The story is translated into Chinese and posted onto the country’s version of Twitter, Weibo, where it goes viral. Stopera becomes the top trending topic on the site and becomes famous.

Stopera, who speaks no Chinese, joins Weibo and has over 100,000 followers in a week. He’s also told that followers in China has found the mysterious, Asian man with the orange groves. Stopera finds out he’s not a Chinese Noah Cross, but “Brother Orange” (a nickname; brother, as a term of endearment, and oranges because of the fruit.)

Brother Orange invites Stopera to visit him in China and Stopera — who gets his own nickname, “Doubi” (essentially Mr. Bean) — accepts. The two communicate via Weibo. On the flight to meet Orange in Southern China, he meets his first fan on the flight.

When he lands in Orange’s province he’s met by Brother Orange…and a crowd of well-wishers and cameras. He’s overwhelmed, as if being recognized on the flight wasn’t enough. He’s swooped up and taken away amid camera flashes into a car with Brother Orange’s likeness on its side to Orange’s restaurant, recently renamed “Brother Orange’s”. As it turns out the fruit in the photos weren’t oranges but kumquats, but Brother Orange has a better ring to it. Branding, it seems, is the real international language.

Brother introduces Stopera to his family and the stern-looking Asian man turns out to be quite friendly. They visit a local soccer player, get a mud bath, have a pre-press conference, a press conference and probably crash a wedding shoot all under the eye of the press.

Stopera told NPR:

“This is one of the hardest things for me to explain because a lot of people – did you really become friends with Brother Orange? And it’s one of those things that we went through this experience together and I bring it back to a big part was this Chinese idea of fate and destiny. And you can’t help but understand that and really believe in that at the end of this trip that, you know, this whole thing was kind of meant to be.”

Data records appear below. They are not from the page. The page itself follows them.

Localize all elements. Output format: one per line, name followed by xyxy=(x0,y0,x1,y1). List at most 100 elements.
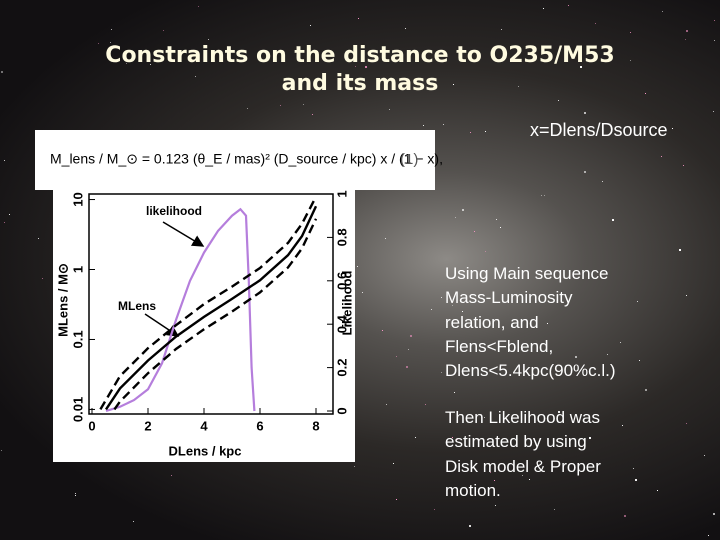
star xyxy=(405,28,406,29)
star xyxy=(584,112,586,114)
star xyxy=(713,513,715,515)
star xyxy=(4,222,5,223)
arrow xyxy=(162,221,205,247)
star xyxy=(441,372,442,373)
star xyxy=(485,131,486,132)
star xyxy=(633,468,634,469)
y-tick-label: 0.01 xyxy=(70,397,85,422)
y-axis-label: MLens / M⊙ xyxy=(55,263,70,337)
star xyxy=(518,86,519,87)
star xyxy=(408,349,409,350)
star xyxy=(713,111,714,112)
note-line: Dlens<5.4kpc(90%c.l.) xyxy=(445,361,616,381)
star xyxy=(494,480,495,481)
star xyxy=(612,219,614,221)
star xyxy=(543,8,544,9)
note-line: motion. xyxy=(445,480,501,500)
star xyxy=(410,335,412,337)
star xyxy=(195,76,196,77)
star xyxy=(554,509,555,510)
star xyxy=(75,495,76,496)
star xyxy=(208,39,209,40)
formula-number: (1) xyxy=(400,151,418,168)
star xyxy=(547,323,548,324)
star xyxy=(358,18,359,19)
star xyxy=(396,499,397,500)
star xyxy=(1,450,2,451)
star xyxy=(595,23,596,24)
star xyxy=(683,165,684,166)
star xyxy=(462,311,463,312)
star xyxy=(495,505,496,506)
x-tick-label: 4 xyxy=(200,418,208,433)
star xyxy=(452,305,453,306)
star xyxy=(630,60,631,61)
star xyxy=(624,515,626,517)
y2-axis-label: Likelihood xyxy=(339,270,354,335)
y-tick-label: 10 xyxy=(70,192,85,206)
star xyxy=(386,404,387,405)
star xyxy=(714,40,715,41)
series-line xyxy=(113,218,318,411)
star xyxy=(474,231,475,232)
annotation: MLens xyxy=(118,299,156,313)
star xyxy=(357,266,358,267)
star xyxy=(657,490,658,491)
star xyxy=(662,11,663,12)
star xyxy=(645,93,646,94)
star xyxy=(198,6,199,7)
star xyxy=(661,156,662,157)
star xyxy=(522,475,523,476)
star xyxy=(150,64,151,65)
star xyxy=(110,42,111,43)
star xyxy=(635,479,637,481)
chart-panel xyxy=(53,190,355,462)
star xyxy=(75,493,76,494)
y2-tick-label: 0.6 xyxy=(334,272,349,290)
y2-tick-label: 0.4 xyxy=(334,314,349,333)
y2-tick-label: 1 xyxy=(334,190,349,197)
note: Using Main sequence Mass-Luminosity relati… xyxy=(445,262,616,383)
note-line: relation, and xyxy=(445,312,539,332)
star xyxy=(484,417,485,418)
star xyxy=(639,360,640,361)
note-line: Using Main sequence xyxy=(445,264,609,283)
formula-box xyxy=(35,130,435,190)
star xyxy=(452,437,453,438)
star xyxy=(580,66,582,68)
star xyxy=(602,181,603,182)
star xyxy=(558,100,559,101)
star xyxy=(714,20,715,21)
star xyxy=(589,437,591,439)
x-tick-label: 2 xyxy=(144,418,151,433)
star xyxy=(382,330,383,331)
star xyxy=(584,171,586,173)
x-axis-label: DLens / kpc xyxy=(169,443,242,458)
star xyxy=(529,479,530,480)
note-line: Flens<Fblend, xyxy=(445,336,554,356)
plot: 0 2 4 6 8 0.01 0.1 1 10 0 0.2 0.4 0.6 0.8 1 DLens / kpc… xyxy=(55,190,354,458)
star xyxy=(637,301,638,302)
star xyxy=(607,354,608,355)
star xyxy=(679,249,681,251)
star xyxy=(558,411,560,413)
star xyxy=(522,348,523,349)
star xyxy=(247,108,248,109)
star xyxy=(470,132,471,133)
star xyxy=(604,60,605,61)
star xyxy=(126,63,127,64)
star xyxy=(454,392,455,393)
star xyxy=(406,366,408,368)
star xyxy=(501,29,502,30)
y-tick-label: 1 xyxy=(70,266,85,273)
star xyxy=(312,114,313,115)
star xyxy=(500,227,501,228)
star xyxy=(645,389,647,391)
star xyxy=(630,32,631,33)
star xyxy=(485,251,486,252)
star xyxy=(310,25,311,26)
star xyxy=(462,209,464,211)
x-tick-label: 0 xyxy=(88,418,95,433)
star xyxy=(38,238,39,239)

By the end of the week, the pair has over 70 million views on Weibo. Chinese state TV, CCTV, says that Orange’s city, Meizhou, is now famous in addition to the Hakka people, who make up the population of the area. Appropriately enough, Stopera also forgets his iPhone at a Chinese restautant — though Orange gets it back for him. The two aren’t friends — they’re bros, with their bromance (hey, that’s a real word, according to Pages) on the internet for the world to see.

All of which were because the insatiable global appetite for Apple’s smartphone, social media and nicknames.